The corporate sector clocked bumper profits in the September quarter (Q3) of 2020 mainly due to significantly lower spending on inputs compared to sales, according to the Centre for Monitoring Indian Economy (CMIE). Both sales and expenses plunged sharply during the lockdown quarters of June and September 2020, Mahesh Vyas, Managing Director and CEO, CMIE, said in an article, adding that expenses fell more sharply than sales did during the said period, which helped the corporate sector record bumper profits.
Purchase of raw materials and finished goods for resale accounts for the bulk of the cost structure of non-finance companies.
"Traditionally, its share has been well over 50 per cent," Vyas notes, while stating that if expenses on account of these grow at a slower pace than the growth in sales, it has a huge impact on profits.

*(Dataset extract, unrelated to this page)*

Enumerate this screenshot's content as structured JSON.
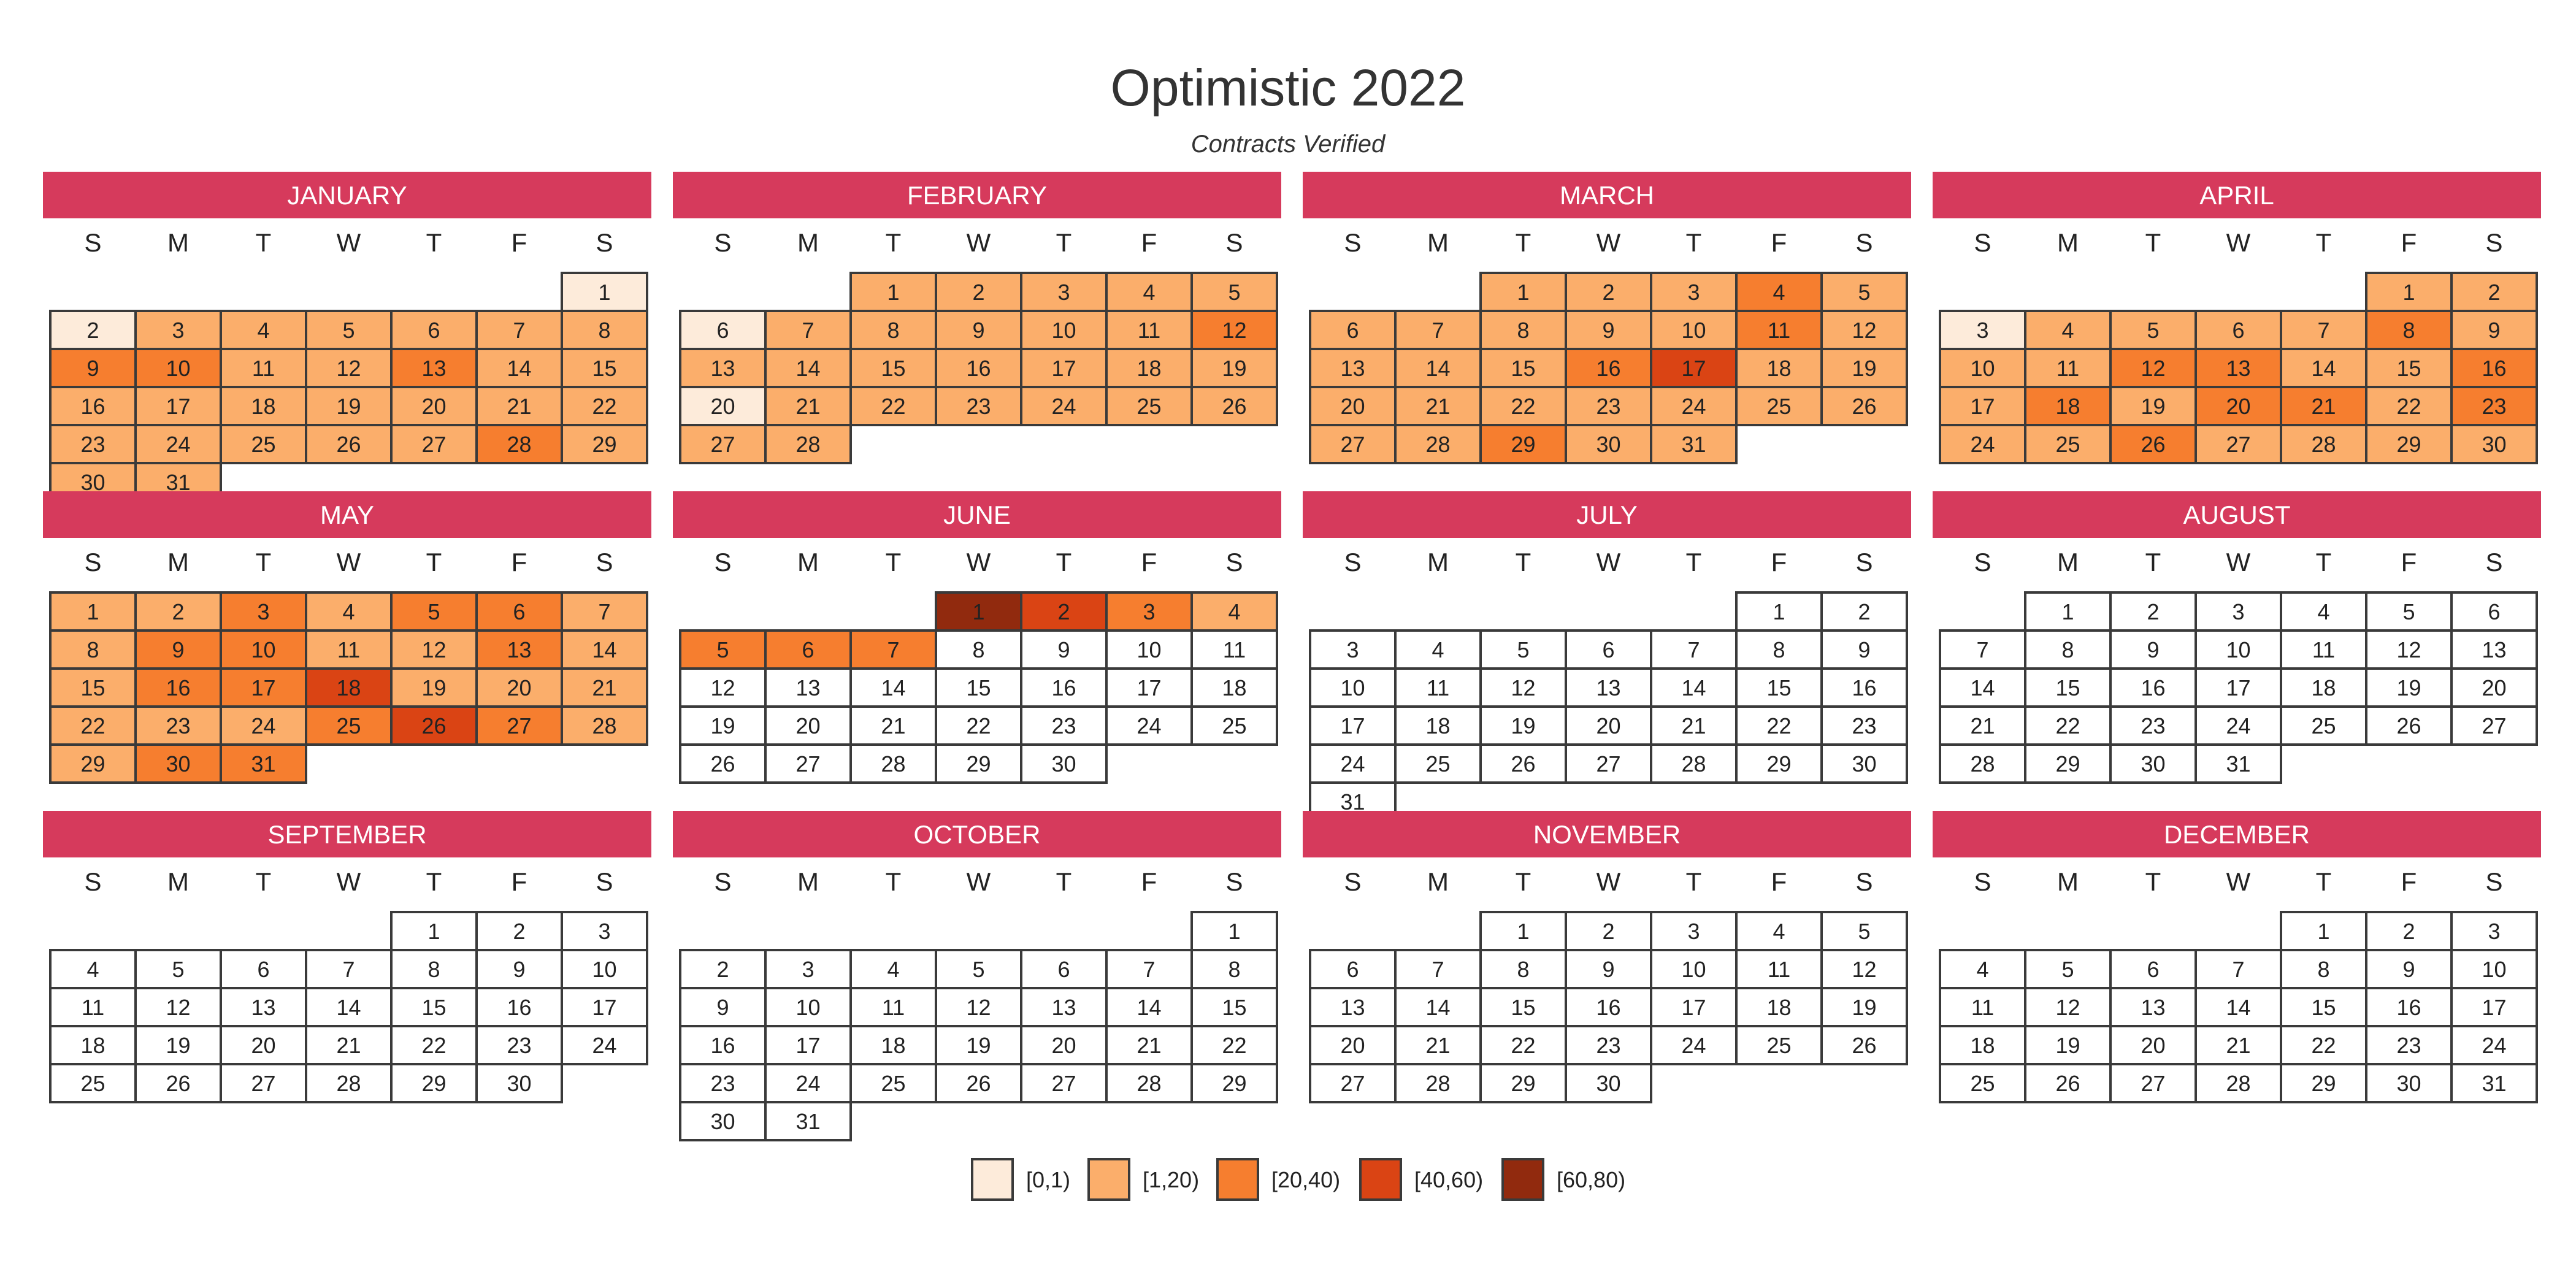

"In the past two recessionary quarters when business has shrunk, the fall in expenses on raw materials and finished goods was significantly greater than the fall in the topline. The profits, therefore, did not shrink and in fact grew even though the business shrank," the CMIE chief says.
But, how can the growth in expenses on raw materials and purchased finished goods be lower than the growth in sales?
This, Vyas explains, can happen because of one or a combination of more than one of the following three factors: -
1. A shift in the terms of trade
2. By a drawdown of inventories, or
3. Through efficiency gains.
Elaborating on the first factor, he says that a favourable shift in terms of trade implies that the prices of raw materials and purchased finished goods rise at a slower rate compared to the increase in prices of the corresponding goods, sold, or they fall at a faster rate compared to the fall in prices of goods sold.
Talking about the second point, Vyas notes that in times of uncertainty such as the kind faced by the corporate sector during the lockdown, companies would prefer to use the raw materials and purchased finished goods available in their stock and not replenish them till these are drawn down substantially and the uncertainty of the business environment reduces.
During the lockdown, the logistics cost of replenishing stocks could have increased and this could be the cost companies would try and avoid which would directly lead to a fall in raw material and purchased finished goods stock. However, companies would try their best to sell in a difficult market to meet their fixed costs, this, Vyas says, positively impacted profits in the September quarter.
The third factor of efficiency gains usually plays out over the long run. "Efficiency gains are obtained by companies engineering structural changes including inventory management to reduce the effective working capital cycle," the CMIE chief remarks.
Speaking of the impact of a shift in terms of trade, Vyas says, manufacturing companies gained from favourable terms of trade in the September quarter. "The wholesale price index of manufactured products rose y-o-y by 1.19 per cent... Manufacturing companies had favourable terms of trade even in the June 2020 quarter. Prices of manufactured goods fell by 0.03 per cent...," he adds.
The companies have been drawing down inventories for two consecutive quarters, consequently, the need to replenish in the coming quarters will be correspondingly high, Vyas notes, adding that this could mean that sales growth would be lower than growth in expenses on raw materials and purchased finished goods.
The lockdown, he says, has taught business managers lessons to manage with lower stocks.
"We say this with some confidence because historically, companies have been systematically reducing the ratio of raw materials and purchased finished goods to sales," Vyas states.